A technical amendment Order that corrects the District of North Shropshire (Electoral Changes) Order 2000 by transposing (swapping) the words 'Newtown' and 'Wem' in article 9(3). Comes into force the day after being made. Sealed by the Electoral Commission on 28 September 2006.

Reason

This is a minor technical correction to electoral administration law, swapping two place names in a boundary order. It imposes no economic or regulatory burden whatsoever—merely correcting what appears to be a drafting error to ensure electoral boundaries are accurately described. Deleting it would leave an error in the statute book that could cause confusion in electoral administration. Electoral integrity requires accurate statutory text.

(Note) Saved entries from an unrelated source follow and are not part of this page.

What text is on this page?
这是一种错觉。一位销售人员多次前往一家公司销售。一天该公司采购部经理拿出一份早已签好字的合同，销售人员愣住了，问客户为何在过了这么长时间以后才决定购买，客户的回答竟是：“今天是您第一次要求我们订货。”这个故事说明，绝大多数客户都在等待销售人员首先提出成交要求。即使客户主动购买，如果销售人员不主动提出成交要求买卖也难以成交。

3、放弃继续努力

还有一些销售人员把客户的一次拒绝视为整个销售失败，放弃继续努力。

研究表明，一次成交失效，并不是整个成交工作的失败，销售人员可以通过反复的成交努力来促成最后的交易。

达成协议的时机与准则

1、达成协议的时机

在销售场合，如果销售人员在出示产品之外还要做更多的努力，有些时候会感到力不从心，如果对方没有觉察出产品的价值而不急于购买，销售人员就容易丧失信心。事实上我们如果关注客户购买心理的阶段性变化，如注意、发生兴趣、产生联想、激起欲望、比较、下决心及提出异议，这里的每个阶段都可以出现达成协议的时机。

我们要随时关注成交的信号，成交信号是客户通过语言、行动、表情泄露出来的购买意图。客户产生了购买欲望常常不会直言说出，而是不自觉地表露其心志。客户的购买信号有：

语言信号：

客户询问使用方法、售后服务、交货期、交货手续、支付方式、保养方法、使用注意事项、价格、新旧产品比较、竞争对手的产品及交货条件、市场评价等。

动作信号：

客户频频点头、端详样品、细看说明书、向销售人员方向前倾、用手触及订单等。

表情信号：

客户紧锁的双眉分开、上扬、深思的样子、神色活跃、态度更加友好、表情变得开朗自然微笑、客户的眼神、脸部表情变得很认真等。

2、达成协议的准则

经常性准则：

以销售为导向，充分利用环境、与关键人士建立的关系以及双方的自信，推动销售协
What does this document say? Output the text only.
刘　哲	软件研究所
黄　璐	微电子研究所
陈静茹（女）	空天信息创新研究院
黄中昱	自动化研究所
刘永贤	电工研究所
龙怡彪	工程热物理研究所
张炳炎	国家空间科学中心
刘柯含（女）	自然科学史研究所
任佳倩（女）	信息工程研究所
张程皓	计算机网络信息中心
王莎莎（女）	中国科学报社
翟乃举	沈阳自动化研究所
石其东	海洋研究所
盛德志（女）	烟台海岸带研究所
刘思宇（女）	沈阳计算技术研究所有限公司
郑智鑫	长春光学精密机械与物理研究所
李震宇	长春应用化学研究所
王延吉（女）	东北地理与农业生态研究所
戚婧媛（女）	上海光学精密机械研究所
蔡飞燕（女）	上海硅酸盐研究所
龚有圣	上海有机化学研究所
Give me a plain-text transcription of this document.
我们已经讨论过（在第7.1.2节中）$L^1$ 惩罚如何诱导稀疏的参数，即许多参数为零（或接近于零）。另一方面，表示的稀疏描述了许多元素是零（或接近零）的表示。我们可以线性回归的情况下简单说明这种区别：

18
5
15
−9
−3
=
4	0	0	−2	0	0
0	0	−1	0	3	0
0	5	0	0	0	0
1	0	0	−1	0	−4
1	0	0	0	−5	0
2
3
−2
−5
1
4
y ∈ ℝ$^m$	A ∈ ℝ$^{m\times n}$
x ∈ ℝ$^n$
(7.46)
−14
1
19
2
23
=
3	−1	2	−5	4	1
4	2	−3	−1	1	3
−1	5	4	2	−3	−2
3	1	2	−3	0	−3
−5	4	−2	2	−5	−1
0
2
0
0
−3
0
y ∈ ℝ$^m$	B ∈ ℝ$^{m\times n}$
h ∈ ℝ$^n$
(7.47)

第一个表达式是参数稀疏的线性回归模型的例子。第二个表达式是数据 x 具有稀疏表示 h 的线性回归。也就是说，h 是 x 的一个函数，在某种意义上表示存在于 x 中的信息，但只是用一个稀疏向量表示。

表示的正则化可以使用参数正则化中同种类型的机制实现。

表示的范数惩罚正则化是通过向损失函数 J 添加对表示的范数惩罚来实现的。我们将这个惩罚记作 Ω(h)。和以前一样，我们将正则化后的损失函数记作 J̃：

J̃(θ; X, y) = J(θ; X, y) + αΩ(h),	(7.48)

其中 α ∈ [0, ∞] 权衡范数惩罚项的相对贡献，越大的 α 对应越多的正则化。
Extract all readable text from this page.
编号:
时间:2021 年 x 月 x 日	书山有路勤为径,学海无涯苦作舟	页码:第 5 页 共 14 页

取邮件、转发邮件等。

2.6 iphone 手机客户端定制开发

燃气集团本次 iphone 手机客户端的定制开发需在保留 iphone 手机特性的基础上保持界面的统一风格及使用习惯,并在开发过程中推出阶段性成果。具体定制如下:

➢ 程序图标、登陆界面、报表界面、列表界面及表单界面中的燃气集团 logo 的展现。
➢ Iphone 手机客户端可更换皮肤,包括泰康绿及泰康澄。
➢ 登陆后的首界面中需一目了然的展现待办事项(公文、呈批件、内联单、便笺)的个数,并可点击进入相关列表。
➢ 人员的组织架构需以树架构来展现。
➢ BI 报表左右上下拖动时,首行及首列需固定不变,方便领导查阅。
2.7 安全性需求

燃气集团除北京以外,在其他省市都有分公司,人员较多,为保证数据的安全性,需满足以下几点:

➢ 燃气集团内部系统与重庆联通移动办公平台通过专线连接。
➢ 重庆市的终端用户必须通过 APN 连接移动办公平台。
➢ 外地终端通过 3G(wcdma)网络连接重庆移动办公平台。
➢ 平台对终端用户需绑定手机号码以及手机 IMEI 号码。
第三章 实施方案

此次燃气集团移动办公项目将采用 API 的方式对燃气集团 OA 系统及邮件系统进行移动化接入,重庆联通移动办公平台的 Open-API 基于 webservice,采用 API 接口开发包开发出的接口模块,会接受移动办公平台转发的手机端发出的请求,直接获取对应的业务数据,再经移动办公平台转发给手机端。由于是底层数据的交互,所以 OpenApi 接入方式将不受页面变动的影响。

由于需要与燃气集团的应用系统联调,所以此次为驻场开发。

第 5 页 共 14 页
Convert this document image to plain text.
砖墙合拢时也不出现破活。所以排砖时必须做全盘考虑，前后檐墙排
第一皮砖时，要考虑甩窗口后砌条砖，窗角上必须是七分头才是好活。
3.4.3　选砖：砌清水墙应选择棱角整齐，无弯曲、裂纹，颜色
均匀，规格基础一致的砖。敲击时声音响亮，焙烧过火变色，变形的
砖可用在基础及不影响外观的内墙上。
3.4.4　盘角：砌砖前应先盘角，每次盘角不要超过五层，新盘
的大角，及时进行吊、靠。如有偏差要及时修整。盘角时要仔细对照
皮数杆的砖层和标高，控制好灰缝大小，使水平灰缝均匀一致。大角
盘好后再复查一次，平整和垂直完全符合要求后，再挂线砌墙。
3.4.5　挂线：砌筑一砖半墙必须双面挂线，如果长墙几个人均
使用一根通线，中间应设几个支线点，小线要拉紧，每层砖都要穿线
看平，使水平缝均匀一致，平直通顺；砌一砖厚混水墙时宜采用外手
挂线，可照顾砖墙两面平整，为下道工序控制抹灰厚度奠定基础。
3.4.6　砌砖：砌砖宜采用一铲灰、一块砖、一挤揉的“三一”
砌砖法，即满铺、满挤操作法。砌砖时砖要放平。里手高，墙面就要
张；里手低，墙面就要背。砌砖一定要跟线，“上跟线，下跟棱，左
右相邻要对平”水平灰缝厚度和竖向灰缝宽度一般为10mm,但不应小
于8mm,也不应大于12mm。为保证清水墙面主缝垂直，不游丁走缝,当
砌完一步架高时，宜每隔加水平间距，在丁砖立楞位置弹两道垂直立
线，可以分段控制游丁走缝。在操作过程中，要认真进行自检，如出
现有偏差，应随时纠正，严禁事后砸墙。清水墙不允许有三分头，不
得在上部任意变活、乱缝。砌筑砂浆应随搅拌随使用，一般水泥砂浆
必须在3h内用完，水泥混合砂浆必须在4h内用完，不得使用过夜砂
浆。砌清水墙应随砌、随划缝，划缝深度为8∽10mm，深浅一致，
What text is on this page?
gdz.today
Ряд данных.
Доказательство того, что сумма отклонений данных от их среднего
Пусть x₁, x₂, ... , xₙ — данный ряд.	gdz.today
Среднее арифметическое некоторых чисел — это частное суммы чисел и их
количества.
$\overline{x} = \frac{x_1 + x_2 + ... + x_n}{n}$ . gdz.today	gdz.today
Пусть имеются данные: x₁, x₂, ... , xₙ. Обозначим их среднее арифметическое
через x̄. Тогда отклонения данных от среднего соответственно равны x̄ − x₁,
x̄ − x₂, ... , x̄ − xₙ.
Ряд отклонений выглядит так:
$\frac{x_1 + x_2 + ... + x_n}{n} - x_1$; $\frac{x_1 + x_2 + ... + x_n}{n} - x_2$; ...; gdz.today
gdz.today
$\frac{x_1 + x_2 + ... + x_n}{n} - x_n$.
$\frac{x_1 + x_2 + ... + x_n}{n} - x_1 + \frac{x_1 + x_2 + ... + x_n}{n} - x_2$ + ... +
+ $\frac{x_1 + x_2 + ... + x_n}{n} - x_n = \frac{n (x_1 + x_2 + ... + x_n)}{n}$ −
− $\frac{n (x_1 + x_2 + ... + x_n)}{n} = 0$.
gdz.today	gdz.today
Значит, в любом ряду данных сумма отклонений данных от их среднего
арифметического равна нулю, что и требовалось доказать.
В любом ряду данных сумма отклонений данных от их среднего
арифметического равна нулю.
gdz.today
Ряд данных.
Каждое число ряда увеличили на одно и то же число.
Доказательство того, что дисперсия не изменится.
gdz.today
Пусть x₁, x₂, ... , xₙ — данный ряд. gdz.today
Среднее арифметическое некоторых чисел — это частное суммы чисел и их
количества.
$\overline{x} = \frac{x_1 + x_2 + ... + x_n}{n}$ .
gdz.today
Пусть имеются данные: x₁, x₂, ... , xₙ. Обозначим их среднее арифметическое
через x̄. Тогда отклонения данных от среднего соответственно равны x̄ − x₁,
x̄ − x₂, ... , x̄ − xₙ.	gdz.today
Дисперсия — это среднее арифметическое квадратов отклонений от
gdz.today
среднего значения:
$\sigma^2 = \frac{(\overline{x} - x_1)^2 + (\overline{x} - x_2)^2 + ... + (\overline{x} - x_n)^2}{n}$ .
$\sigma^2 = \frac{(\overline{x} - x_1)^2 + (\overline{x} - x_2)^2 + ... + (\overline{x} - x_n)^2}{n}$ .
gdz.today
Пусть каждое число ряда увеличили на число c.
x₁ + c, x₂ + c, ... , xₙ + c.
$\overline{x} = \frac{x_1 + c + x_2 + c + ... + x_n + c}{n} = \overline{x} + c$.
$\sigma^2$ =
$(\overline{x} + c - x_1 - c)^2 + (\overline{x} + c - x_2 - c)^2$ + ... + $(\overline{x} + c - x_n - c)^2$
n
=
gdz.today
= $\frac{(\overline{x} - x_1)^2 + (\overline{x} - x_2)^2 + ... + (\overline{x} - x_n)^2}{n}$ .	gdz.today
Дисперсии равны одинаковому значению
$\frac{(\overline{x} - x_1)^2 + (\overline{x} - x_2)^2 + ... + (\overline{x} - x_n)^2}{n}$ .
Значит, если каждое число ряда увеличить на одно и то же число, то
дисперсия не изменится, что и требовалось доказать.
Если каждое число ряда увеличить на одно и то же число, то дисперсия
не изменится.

keep The Borough of Tunbridge Wells (Electoral Changes) (Amendment) Order 2006 uksi-2006-2619 · 2006
Summary

This Order amends the Borough of Tunbridge Wells (Electoral Changes) Order 2001 to rename a ward from 'Southborough and High Brooms' to 'Southborough East and High Brooms' and swaps the number of councillors (5↔6) between two electoral divisions. It takes effect for 2007 parish council elections.

Reason

Electoral administration changes that update ward boundaries and councillor allocations are legitimate democratic housekeeping. Unlike restrictive economic regulations, this merely adjusts the machinery of local representation to reflect current geographic and demographic realities. Deleting it would create legal uncertainty around which ward boundaries and councillor numbers apply, potentially disenfranchising voters or creating malformed councils. No economic burden, trade restriction, or regulatory distortion is created by retaining these technical electoral boundary provisions.

keep The Borough of Waverley (Electoral Changes) (Amendment) Order 2006 uksi-2006-2620 · 2006
Summary

A minor local government electoral administrative order that adjusts the number of councillors for Haslemere East and Grayswood ward (3) and Hindhead ward (2) in the Borough of Waverley, and revokes a specific 2000 Order provision.

Reason

This is purely administrative housekeeping for local electoral arrangements, not regulatory burden. It adjusts ward representation numbers by a total of 5 councillors across two wards, with no impact on trade, economic activity, business competition, or market freedom. Deleting it would create legal uncertainty about which electoral arrangements are in effect and leave the 2000 revocation incomplete.